DuoDay ou comment créer des liens entre entreprises et handicap

L’ONA (Œuvre Nationale des Aveugles) participe à la 3ème édition du DuoDay, organisé par l’AWIPH (L'Agence Wallonne pour l'Intégration des Personnes Handicapées) et PHARE (Personne Handicapée Autonomie Recherché). Une journée permettant aux personnes handicapées de travailler au sein d’une entreprise et de découvrir une profession. L’ONA a ainsi permis à 5 personnes de participer à cette journée.

En Belgique, 15% des personnes en âge de travailler sont en situation de handicap. C'est plus d'une personne sur sept. Or, moins de la moitié d'entre elles (entre 35 et 40%) ont un emploi.

Les entreprises sont encore frileuses à l'idée d'embaucher ceux qui sortent de leurs études et qui sont malvoyants, malentendants, ou ont des difficultés motrices. C'est pour lever les freins de l'intégration socio-professionnelle qu'a lieu aujourd'hui le Duoday : en Belgique, 500 entreprises (dont une vingtaine à Bruxelles)prennent en stage des jeunes sortis des études.

Francesco veut devenir interprète: " Je suis italien à la base, je parle anglais espagnol, français, allemand et czech. " Francesco est aveugle. Aujourd'hui, il poussera la porte de l’entreprise Solvay: "Ca va être un stage au bureau 'exportation', donc je vais gérer les commandes et contacter les clients."

Passer du diplôme au monde du travail est compliqué pour tous les jeunes. Ceux qui vivent un handicap cumulent les difficultés. Il y a une confusion entre handicap et compétence, d’après Marie-Laure Jonet (de l'asbl Diversicom): "On plaque l’étiquette du handicap sur l’étiquette de la non performance ou de la déficience."
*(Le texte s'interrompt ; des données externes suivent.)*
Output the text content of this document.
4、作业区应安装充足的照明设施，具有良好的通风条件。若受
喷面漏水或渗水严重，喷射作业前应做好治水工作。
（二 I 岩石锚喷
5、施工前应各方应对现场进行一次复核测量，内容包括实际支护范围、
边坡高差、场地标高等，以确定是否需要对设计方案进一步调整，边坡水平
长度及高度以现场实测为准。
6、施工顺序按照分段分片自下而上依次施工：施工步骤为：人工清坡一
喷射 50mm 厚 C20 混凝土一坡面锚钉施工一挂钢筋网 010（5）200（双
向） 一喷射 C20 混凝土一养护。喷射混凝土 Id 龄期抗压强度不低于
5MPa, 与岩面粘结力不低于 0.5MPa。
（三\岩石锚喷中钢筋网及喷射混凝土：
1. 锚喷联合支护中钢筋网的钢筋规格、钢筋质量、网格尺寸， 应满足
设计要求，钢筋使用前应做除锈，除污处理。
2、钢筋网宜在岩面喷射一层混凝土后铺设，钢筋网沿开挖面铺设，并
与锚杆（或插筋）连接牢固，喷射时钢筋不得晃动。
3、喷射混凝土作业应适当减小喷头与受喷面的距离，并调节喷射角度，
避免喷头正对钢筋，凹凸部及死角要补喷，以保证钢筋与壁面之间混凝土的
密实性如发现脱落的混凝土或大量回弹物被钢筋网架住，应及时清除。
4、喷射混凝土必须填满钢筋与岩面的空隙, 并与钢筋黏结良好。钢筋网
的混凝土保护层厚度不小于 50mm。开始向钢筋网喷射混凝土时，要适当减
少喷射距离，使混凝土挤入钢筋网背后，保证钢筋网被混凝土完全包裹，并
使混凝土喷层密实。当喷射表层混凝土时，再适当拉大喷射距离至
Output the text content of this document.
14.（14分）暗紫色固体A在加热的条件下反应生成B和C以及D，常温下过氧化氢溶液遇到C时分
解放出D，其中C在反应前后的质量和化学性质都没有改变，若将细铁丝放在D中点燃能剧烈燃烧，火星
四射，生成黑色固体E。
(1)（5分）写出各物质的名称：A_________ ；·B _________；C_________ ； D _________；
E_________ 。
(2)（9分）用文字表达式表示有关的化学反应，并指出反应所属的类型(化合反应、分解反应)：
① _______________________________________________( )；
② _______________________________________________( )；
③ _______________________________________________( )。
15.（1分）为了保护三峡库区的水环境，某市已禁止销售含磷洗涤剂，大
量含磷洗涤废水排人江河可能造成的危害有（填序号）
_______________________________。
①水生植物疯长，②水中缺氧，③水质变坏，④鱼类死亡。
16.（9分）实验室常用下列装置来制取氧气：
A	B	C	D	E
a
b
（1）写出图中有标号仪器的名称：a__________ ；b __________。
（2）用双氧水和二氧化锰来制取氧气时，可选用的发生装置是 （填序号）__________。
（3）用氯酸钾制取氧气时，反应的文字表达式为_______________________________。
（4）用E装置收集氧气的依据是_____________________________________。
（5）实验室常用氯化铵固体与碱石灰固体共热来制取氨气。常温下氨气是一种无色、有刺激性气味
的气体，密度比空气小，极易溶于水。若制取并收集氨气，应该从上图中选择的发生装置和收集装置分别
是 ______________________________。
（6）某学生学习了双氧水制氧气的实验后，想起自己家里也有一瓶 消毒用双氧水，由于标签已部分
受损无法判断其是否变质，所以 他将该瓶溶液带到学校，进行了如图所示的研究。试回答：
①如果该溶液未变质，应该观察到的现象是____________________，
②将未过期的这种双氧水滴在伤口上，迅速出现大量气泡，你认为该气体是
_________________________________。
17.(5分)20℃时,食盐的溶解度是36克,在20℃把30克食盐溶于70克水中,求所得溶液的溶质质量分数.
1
Pourtant, nombreux sont ceux qui présentent de larges compétences : "Ce qu’ils ont en plus, ce sont des qualités qu’ils ont développées du fait de ce handicap: énormément de volonté, des facultés sensorielles par exemple plus développés... On a par exemple beaucoup d’étudiants aveugles qui ont une mémoire extraordinaire, parce qu’ils ont présenté tous leurs examens en n’ayant pas la possibilité de lire nos syllabus. Bien souvent, ces personnes cumulent des diplômes parce qu’ils ont peur de passer à l’étape suivante."

Francesco, lui, termine ses études. Il espère rapidement trouver un emploi: "J’espère quand-même de travailler comme traducteur ou bien utiliser les langues quand je serais chez Solvay."